Conservation Status:  Safe for Now

Climate Change:  Vulnerable

Land & Aquatic SpeciesEmperor Penguin

Aptenodytes forsteri Birds

Statue of an Emperor Penguin One if the three penguins in the the Aquarium's penguin size comparison model display, the four-foot Emperor Penguin model has become a very popular photo opportunity. | Aquarium of Pacific. C. Fisher
Statue of an Emperor Penguin - popup
One if the three penguins in the the Aquarium's penguin size comparison model display, the four-foot Emperor Penguin model has become a very popular photo opportunity. Aquarium of Pacific. C. Fisher

Species In-Depth | Print full entry

At the Aquarium

The Aquarium’s Emperor Penguin is one of three models in the June Keyes Penguin Habitat that illustrate the wide size range among the world’s penguins. The Emperor is the largest of the three penguin models, (Emperor, Magellanic, and Little Blue), and this four foot model has become a very popular photographic opportunity.

Geographic Distribution

Breeding: The Emperor Penguin breeds on pack ice surrounding the Antarctic continent, Antarctica Peninsula, and islands off the peninsula up to 18 km (11.2 mi) offshore. Land colonies have been seen at Dion Island on the Antarctic Peninsula and at Taylor in the Australian Antarctic Territory. Vagrants have been seen at the South Shetland Islands, Tierra del Fuego, the Falklands, South Sandwich Islands, Kerguelen Island, Heard Island, and New Zealand.
Non-breeding: Little is known about the migration patterns of Emperor Penguins, but adults seem to stay close to permanent ice while juveniles migrate as far north as the polar front (zone of transition between polar and subtropical and tropical air masses).


During breeding season, colonies are usually found inhabiting the stable fast ice attached to the ice shelves and coastlines surrounding the Antarctic continent. The most successful colonies are those that are established on stable pack ice in bays between islands that are somewhat sheltered from the fierce and harsh Antarctic winter winds by icebergs and ice cliffs. From January to March, the austral summer, they inhabit Southern Ocean waters.

Physical Characteristics

Emperor Penguins, the largest of the world’s penguins, have a large head; short, thick neck; and a wedge-shaped tail. Their upper bill is black but the coloration of the lower bill varies and can be pink, orange, or lilac. Adults have the basic black and white coloration of most penguins, but they also have some distinguishing coloration in the form of a pale yellow upper breast connecting to bright yellow ear patches. The head, neck, chin, and throat are black with some white areas on the sides of the head and neck. The back is a blue-gray-black color, and the belly and undersides of the flippers are mostly white.

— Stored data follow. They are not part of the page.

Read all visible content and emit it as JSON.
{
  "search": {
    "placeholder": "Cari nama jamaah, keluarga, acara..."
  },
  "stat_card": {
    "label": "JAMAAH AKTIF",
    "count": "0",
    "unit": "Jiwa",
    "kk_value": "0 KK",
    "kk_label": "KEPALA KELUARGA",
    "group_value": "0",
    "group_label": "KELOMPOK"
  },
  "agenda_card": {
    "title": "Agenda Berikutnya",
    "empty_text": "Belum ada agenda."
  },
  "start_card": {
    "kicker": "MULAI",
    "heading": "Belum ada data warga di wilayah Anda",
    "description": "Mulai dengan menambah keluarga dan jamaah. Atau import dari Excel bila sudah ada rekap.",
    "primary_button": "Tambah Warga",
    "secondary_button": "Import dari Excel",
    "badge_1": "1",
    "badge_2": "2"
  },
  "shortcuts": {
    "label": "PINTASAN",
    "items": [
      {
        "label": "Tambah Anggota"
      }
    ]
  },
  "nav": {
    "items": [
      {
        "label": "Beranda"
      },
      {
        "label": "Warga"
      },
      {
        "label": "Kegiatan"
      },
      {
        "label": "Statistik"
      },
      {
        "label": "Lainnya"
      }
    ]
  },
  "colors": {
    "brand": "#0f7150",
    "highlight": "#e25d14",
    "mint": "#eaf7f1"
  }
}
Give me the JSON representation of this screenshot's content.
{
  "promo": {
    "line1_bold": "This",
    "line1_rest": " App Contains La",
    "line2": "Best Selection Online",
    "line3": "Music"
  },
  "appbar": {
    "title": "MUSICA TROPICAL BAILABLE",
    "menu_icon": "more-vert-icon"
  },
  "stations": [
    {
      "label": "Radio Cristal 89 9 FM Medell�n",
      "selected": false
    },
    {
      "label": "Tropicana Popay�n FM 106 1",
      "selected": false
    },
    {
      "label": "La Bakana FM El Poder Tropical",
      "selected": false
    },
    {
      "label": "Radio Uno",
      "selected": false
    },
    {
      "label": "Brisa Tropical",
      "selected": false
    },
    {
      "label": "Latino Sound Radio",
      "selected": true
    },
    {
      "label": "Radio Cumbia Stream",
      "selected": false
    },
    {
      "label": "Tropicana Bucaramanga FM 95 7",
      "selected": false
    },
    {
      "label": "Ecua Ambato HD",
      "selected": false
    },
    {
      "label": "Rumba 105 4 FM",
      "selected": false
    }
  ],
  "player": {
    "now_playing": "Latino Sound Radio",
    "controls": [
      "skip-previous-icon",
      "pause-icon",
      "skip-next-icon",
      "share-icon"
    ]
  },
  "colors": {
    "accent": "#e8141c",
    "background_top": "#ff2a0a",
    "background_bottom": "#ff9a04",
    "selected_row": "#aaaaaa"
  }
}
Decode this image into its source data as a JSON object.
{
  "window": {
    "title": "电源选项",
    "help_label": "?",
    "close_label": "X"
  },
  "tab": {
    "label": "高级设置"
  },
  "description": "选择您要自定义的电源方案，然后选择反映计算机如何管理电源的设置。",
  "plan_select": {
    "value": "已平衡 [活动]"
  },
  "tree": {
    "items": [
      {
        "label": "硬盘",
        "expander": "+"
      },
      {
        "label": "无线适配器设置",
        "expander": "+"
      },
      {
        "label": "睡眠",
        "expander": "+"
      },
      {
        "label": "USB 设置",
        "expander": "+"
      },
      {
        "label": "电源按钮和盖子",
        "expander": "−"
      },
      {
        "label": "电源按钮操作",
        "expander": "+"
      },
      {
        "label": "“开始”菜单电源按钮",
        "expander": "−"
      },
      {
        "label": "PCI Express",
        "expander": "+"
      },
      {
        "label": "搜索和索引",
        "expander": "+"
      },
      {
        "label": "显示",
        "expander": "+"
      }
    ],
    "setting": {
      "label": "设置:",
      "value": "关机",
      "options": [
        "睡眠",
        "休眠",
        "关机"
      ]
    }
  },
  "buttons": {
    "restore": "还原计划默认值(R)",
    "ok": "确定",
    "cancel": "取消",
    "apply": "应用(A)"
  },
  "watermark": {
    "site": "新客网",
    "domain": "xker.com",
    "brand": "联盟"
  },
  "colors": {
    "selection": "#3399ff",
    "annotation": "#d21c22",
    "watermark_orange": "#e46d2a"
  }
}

Between November and February, the dark plumage fades from black to a brownish color. Unique to Emperors, their feet and the base of their bill are feathered, as are the outer side of their flippers. Juveniles lack the yellow plumage of adults; their ear patches, chin, and throat are white; and they have an all-black bill. Chicks have a black and white face and a body covered with silver-gray down.


Standing height: 0.9-1.2 m (3-4 ft)
Length, the measurement from tip of the beak to end of the tail): 1.1-1.3 m (3.7-4.3 ft) Weight: 22 to 45 kg (49-99 lb) The weight of these penguins varies seasonally. They are heaviest at the start of the breeding season after spending several months foraging, and at the end of the breeding season after their pre-molt foraging. Both males and females lose weight during the breeding season when they are caring for eggs and feeding chicks.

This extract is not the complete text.